Disney’s motivations for translating their films to stage are both artistic and financial in nature. The producers, writers and directors behind the Disney Theatrical plays are excited by the challenge of moving the big blockbuster films into a smaller and more intimate medium without sacrificing the spectacle and sense of wonder central to the original movies. The stage versions of Disney films aim to emphasise elements of the source material that remain impressive in any medium, such as the universally compelling stories, the memorable characters, and the catchy songs, but even the popularity of the source material cannot guarantee complete success. Meanwhile, Disney’s recent live-action remakes use cutting-edge CGI, beautiful locations and energetic action sequences to provide a greater level of adventure and excitement, highlighting the limitations of the stage. However, the success of distinctive and high-quality productions such as The Lion King justifies Disney’s decision to expand into theatre. With The Lion King, Disney Theatrical gave audiences a must-see spectacle which took full advantage of theatre’s focus on physical effects and abstract imagery, and won over those concerned that Disney’s plays would be too conventional and commercialised.

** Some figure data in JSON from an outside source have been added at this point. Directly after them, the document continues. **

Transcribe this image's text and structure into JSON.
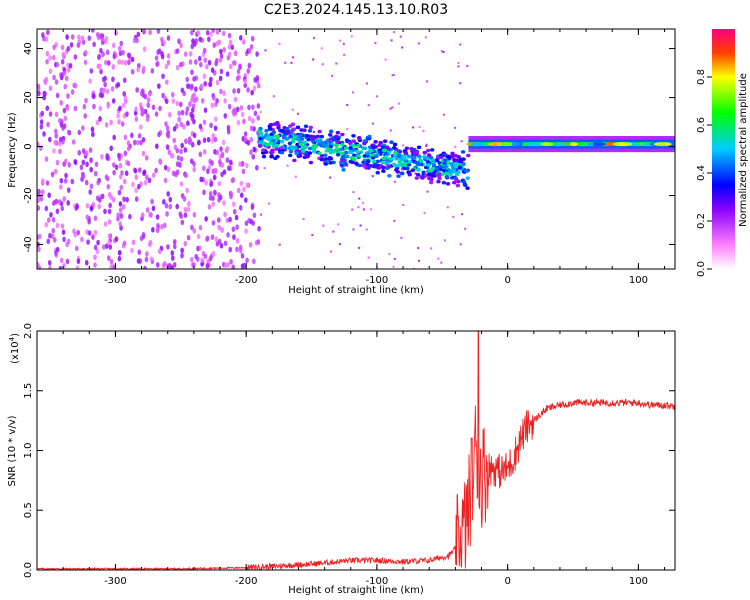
{
  "title": "C2E3.2024.145.13.10.R03",
  "chart_data": [
    {
      "type": "heatmap",
      "xlabel": "Height of straight line (km)",
      "ylabel": "Frequency (Hz)",
      "xlim": [
        -360,
        128
      ],
      "ylim": [
        -50,
        48
      ],
      "xticks": [
        "-300",
        "-200",
        "-100",
        "0",
        "100"
      ],
      "yticks": [
        "-40",
        "-20",
        "0",
        "20",
        "40"
      ],
      "colorbar": {
        "label": "Normalized spectral amplitude",
        "range": [
          0,
          1
        ],
        "ticks": [
          "0.0",
          "0.2",
          "0.4",
          "0.6",
          "0.8"
        ]
      },
      "description_regions": [
        {
          "x_range": [
            -360,
            -190
          ],
          "frequency_range": [
            -50,
            48
          ],
          "amplitude": [
            0.1,
            0.25
          ],
          "pattern": "broadband noise"
        },
        {
          "x_range": [
            -190,
            -30
          ],
          "frequency_center": [
            4,
            -10
          ],
          "frequency_halfwidth": 8,
          "amplitude": [
            0.2,
            0.45
          ],
          "pattern": "descending scintillating signal"
        },
        {
          "x_range": [
            -30,
            128
          ],
          "frequency_center": 1,
          "frequency_halfwidth": 1.5,
          "amplitude": [
            0.4,
            0.9
          ],
          "pattern": "steady carrier"
        }
      ]
    },
    {
      "type": "line",
      "xlabel": "Height of straight line (km)",
      "ylabel": "SNR (10 * v/v)",
      "scale_label": "(x10",
      "scale_exponent": "4",
      "scale_suffix": ")",
      "xlim": [
        -360,
        128
      ],
      "ylim": [
        0,
        2.0
      ],
      "xticks": [
        "-300",
        "-200",
        "-100",
        "0",
        "100"
      ],
      "yticks": [
        "0.0",
        "0.5",
        "1.0",
        "1.5",
        "2.0"
      ],
      "color": "#ee2222",
      "series": [
        {
          "x": [
            -360,
            -300,
            -250,
            -200,
            -180,
            -150,
            -120,
            -100,
            -80,
            -60,
            -45,
            -38,
            -33,
            -30,
            -28,
            -26,
            -24,
            -22,
            -20,
            -15,
            -10,
            -5,
            0,
            5,
            10,
            15,
            20,
            25,
            30,
            40,
            50,
            60,
            80,
            100,
            110,
            120,
            128
          ],
          "y": [
            0.01,
            0.01,
            0.01,
            0.02,
            0.03,
            0.05,
            0.08,
            0.08,
            0.07,
            0.08,
            0.12,
            0.2,
            0.35,
            0.5,
            0.7,
            0.85,
            1.1,
            0.75,
            0.8,
            0.85,
            0.85,
            0.82,
            0.85,
            0.95,
            1.1,
            1.2,
            1.25,
            1.3,
            1.35,
            1.38,
            1.4,
            1.4,
            1.4,
            1.4,
            1.38,
            1.38,
            1.37
          ]
        }
      ]
    }
  ]
}
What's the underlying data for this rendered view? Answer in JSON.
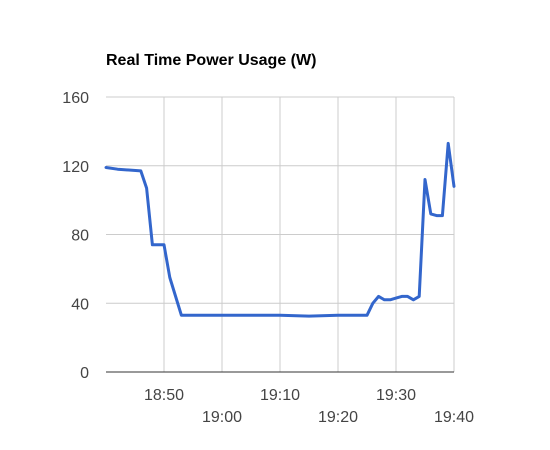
{
  "chart_data": {
    "type": "line",
    "title": "Real Time Power Usage (W)",
    "xlabel": "",
    "ylabel": "",
    "x_unit": "time",
    "xlim": [
      "18:40",
      "19:40"
    ],
    "ylim": [
      0,
      160
    ],
    "y_ticks": [
      "0",
      "40",
      "80",
      "120",
      "160"
    ],
    "x_ticks": [
      "18:50",
      "19:00",
      "19:10",
      "19:20",
      "19:30",
      "19:40"
    ],
    "grid": true,
    "legend": "none",
    "line_color": "#3366cc",
    "series": [
      {
        "x": [
          "18:40",
          "18:42",
          "18:46",
          "18:47",
          "18:48",
          "18:50",
          "18:51",
          "18:53",
          "18:55",
          "19:00",
          "19:10",
          "19:15",
          "19:20",
          "19:25",
          "19:26",
          "19:27",
          "19:28",
          "19:29",
          "19:30",
          "19:31",
          "19:32",
          "19:33",
          "19:34",
          "19:35",
          "19:36",
          "19:37",
          "19:38",
          "19:39",
          "19:40"
        ],
        "y": [
          119,
          118,
          117,
          107,
          74,
          74,
          55,
          33,
          33,
          33,
          33,
          32.5,
          33,
          33,
          40,
          44,
          42,
          42,
          43,
          44,
          44,
          42,
          44,
          112,
          92,
          91,
          91,
          133,
          108
        ]
      }
    ]
  }
}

Disney Theatrical also have the creative freedom to produce darker, more adult plays such as Aida and The Hunchback of Notre Dame, demonstrating that they are committed to providing something more than the upbeat and optimistic family entertainment which has traditionally defined the Disney brand. Overall, Disney Theatrical are able to distinguish themselves from Disney’s filmmaking divisions and provide plays which can tell familiar stories in a new and creative way, providing something for Disney fans, theatregoers and more casual audiences.
Due to the size and status of The Walt Disney Company, financial concerns also exert a major influence on their handling of stage musicals. Although they are relatively cheap to make compared to their films, and can provide enormous profits in the long run, these productions need to be sold out for many months in order to justify the time and money spent on bringing them to life, and cannot provide the rapid return on investment of the animated and live-action films. However, Disney Theatrical generate a far greater amount of revenue for The Walt Disney Company than people realise, especially when you take into account the numerous productions of their musicals occurring all over the globe. These run for months or even years on end, with some equalling and occasionally surpassing the success of the Broadway originals. Disney Theatrical also make money by licensing their plays for regional and non-commercial theatre, and their willingness to create new plays exclusively for this small-scale category of theatre can sometimes lead to the unexpected creation of a new hit such as Newsies or Aladdin. Ultimately, Disney Theatrical have consistently proved that it is possible to turn animated movies into popular and well-received stage musicals, and Frozen: The Musical will undoubtedly provide yet another success for them when it arrives on Broadway.
(*Note – I would like to address concerns that this article is being too pessimistic about Frozen: The Musical. After all, it is guaranteed to have a long run on Broadway, and there is a strong possibility that it will equal or surpass Beauty and the Beast’s 13-year stay there – an impressive achievement by any standards. It is also certain to do well internationally, and will probably gain even more money through licensing and 'Disney Junior' productions further down the line. However, many theatre analysts are going to compare its performance to that of The Lion King, just as cinema analysts compared the box-office takes of Big Hero 6 and Moana to the money raised by Frozen. In spite of the vast sums of money raised by Big Hero 6 and Moana, some considered them financial disappointments for not emulating the success of Frozen. Similar unrealistically high expectations could be used to portray Frozen: The Musical as a relative failure for Disney Theatrical if it fails to match the records set by The Lion King. After all, Frozen managed to earn more than the original version of The Lion King at cinemas. This is incredibly unfair, but it’s one of the major risks faced when adapting such a popular property into a blockbuster play.)